AWS now offering dedicated servers for your eyes only

Amazon Web Services is offering its customers the chance to rent out “physical servers fully dedicated for your use” via a new service called EC2 Dedicated Hosts.

The new service gives companies the option of running licensed software on multiple AWS virtual machines cooked up in a single server. It’s a big difference from the traditional way AWS offers up VMs, which users can access but will never know exactly where they hosted.

According to AWS chief evangelist Jeff Barr, the big advantage of a dedicated server is it gives admins more power through the ability to “exercise fine-grained control over the placement of EC2 instances”.

Dedicated Hosts might well appeal to the numerous kinds of enterprises that wish to move their IT infrastructure to the cloud but are unable to do so because of software license restrictions. Programs like Oracle Database, SUSE Linux Enterprise Server, Windows Server and Windows SQL Server are somewhat notorious for being tied to a server with a specific number of physical cores or sockets, which means the software licenses cannot be transferred.

With its Dedicated Hosts, AWS believes that some customers will be able to bring their software license because it offers “visibility into the number of sockets and physical cores that are available so that you can obtain and use software licenses that are a good match for the actual hardware”. Another target customer for AWS could be those compliance-conscious companies that believe they need to be able to pinpoint the exact location of their servers to satisfy the relevant authorities.

Certainly, the new service makes AWS look even more appealing when compared to the rivals it already outpaces, especially Microsoft Azure. The move will also come as a blow to IBM, which has often touted similar capabilities with its SoftLayer cloud as a differentiating factor.

For starters, AWS’ dedicated servers are only available to rent by the hour, but the company is promising to offer “reservations” for the service with discounts of up to 70 percent of the on-demand price.
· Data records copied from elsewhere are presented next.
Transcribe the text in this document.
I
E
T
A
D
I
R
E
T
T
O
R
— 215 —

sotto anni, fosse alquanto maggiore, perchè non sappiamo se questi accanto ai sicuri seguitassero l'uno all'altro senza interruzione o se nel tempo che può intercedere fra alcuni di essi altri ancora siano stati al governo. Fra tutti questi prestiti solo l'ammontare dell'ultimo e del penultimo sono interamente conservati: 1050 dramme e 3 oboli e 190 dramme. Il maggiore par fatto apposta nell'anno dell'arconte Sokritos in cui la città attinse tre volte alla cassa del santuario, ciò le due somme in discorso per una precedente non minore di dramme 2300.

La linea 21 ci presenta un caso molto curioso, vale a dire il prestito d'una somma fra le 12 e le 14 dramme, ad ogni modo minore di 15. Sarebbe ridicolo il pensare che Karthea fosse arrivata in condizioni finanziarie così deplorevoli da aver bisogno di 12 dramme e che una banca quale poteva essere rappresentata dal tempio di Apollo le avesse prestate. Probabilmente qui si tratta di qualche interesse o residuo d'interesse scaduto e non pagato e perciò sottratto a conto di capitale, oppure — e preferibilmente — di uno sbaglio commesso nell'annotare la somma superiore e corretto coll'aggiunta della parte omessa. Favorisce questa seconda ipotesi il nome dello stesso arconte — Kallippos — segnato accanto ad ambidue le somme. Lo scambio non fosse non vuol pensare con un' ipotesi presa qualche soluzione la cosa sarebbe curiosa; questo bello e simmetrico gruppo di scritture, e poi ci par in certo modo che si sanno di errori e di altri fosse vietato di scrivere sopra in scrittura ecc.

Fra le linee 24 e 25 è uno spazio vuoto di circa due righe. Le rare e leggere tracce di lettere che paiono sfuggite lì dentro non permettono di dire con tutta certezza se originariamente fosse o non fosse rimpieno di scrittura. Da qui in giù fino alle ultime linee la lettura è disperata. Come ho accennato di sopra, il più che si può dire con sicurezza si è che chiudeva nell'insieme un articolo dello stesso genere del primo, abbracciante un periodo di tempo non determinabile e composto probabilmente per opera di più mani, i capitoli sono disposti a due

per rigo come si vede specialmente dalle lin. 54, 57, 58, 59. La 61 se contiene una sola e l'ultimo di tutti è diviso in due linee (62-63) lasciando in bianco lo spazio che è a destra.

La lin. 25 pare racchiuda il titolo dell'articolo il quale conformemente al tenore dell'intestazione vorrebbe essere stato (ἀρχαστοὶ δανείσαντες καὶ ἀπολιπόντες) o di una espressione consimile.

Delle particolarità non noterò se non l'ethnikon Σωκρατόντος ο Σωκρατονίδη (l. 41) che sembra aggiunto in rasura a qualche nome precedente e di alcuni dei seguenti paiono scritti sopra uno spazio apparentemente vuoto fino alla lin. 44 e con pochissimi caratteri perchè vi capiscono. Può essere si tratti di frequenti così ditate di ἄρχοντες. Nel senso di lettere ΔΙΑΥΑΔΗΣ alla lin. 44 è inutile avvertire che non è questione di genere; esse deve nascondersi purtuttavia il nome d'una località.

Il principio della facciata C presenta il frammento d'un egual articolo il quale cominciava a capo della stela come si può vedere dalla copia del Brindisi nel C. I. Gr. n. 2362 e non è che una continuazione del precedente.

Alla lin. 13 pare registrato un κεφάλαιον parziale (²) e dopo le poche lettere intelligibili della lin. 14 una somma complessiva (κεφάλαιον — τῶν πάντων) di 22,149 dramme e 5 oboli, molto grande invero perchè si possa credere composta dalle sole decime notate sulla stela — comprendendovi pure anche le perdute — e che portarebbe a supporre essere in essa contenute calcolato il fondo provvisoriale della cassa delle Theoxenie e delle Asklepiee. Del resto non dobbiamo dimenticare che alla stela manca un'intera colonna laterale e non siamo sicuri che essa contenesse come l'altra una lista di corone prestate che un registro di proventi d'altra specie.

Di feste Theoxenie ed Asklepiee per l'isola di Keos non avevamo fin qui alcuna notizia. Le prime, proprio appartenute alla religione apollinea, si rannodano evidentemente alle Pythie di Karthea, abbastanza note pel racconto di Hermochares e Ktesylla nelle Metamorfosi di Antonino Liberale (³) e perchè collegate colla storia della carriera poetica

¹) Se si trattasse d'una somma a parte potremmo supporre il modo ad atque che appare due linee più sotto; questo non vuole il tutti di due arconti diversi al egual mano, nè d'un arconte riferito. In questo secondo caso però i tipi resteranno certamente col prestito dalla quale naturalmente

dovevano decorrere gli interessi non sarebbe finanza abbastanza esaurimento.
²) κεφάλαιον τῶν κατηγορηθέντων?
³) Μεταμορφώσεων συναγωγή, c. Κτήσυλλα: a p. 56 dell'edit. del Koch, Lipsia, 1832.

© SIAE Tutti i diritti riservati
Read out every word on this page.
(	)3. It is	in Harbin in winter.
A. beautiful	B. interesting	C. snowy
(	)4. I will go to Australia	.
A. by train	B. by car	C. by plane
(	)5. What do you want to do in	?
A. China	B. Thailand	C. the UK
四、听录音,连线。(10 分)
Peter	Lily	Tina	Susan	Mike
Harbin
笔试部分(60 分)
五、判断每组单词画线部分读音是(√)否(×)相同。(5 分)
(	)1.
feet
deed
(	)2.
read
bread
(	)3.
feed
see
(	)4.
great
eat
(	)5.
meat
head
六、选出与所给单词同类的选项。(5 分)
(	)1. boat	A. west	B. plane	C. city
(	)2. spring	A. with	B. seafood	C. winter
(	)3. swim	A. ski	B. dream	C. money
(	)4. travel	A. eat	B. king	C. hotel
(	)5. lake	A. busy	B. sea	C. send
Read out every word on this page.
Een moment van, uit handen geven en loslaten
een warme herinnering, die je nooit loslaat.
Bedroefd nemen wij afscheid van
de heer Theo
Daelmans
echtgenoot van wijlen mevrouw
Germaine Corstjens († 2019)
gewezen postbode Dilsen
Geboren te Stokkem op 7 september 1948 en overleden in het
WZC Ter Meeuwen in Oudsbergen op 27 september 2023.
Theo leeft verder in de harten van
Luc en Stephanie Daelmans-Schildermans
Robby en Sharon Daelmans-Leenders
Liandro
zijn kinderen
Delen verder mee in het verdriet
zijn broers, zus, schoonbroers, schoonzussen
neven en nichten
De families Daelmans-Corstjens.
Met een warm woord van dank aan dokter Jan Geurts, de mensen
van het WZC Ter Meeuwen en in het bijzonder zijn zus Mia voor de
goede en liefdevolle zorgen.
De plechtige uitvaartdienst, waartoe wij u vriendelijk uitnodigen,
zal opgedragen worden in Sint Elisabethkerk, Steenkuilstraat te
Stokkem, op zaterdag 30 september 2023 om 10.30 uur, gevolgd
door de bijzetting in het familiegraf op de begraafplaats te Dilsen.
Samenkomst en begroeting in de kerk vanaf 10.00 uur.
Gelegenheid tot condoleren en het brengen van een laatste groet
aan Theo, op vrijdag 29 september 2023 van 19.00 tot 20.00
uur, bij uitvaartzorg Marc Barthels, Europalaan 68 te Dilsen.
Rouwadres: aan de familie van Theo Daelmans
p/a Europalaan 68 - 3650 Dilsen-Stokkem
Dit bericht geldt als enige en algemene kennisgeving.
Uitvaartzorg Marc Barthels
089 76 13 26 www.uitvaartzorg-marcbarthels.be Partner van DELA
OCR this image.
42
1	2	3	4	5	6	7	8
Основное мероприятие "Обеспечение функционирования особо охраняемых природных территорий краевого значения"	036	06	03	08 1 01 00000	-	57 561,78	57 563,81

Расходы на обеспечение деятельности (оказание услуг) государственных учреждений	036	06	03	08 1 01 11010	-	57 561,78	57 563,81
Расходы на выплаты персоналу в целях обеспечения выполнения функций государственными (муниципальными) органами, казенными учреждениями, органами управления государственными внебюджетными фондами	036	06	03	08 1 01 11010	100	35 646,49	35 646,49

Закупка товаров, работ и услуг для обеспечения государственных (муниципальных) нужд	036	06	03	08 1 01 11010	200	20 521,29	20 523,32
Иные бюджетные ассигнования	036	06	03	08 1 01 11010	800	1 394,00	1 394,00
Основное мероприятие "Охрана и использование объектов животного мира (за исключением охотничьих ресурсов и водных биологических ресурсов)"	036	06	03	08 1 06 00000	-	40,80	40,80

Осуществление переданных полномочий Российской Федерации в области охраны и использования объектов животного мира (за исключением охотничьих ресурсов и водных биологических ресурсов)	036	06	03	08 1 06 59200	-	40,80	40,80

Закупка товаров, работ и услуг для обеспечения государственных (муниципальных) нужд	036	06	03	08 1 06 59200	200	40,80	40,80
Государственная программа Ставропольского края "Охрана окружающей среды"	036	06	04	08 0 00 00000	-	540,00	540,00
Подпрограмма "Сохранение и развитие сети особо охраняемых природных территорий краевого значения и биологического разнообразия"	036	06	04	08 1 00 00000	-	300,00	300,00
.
Looking at the prices, companies may well find a reservation is worthwhile. For example, running a bog-standard M4 instance with a 2.4 GHz Intel Xeon E5-2676 v3, a pair of vCPUs and 8GB of RAM on a Dedicated Host will set you back $3.049 per hour on-demand ($26,079 a year).

Customers will be able to choose the region in which they want their dedicated host to reside. Currently, they can choose from US East in Northern Virginia, US West in Oregon, US West in Northern California, Europe in Ireland, Europe in Frankfurt, Asia Pacific in Tokyo, Asia Pacific in Singapore, Asia Pacific in Sydney and South America in Brazil.

The Dedicated Host service is available for more than 30 different instance types in the M4, C3, C4, G2, R3, D2, and I2 range, and can run Amazon Linux, Red Hat Enterprise Linux, SUSE, Ubuntu and Windows Server.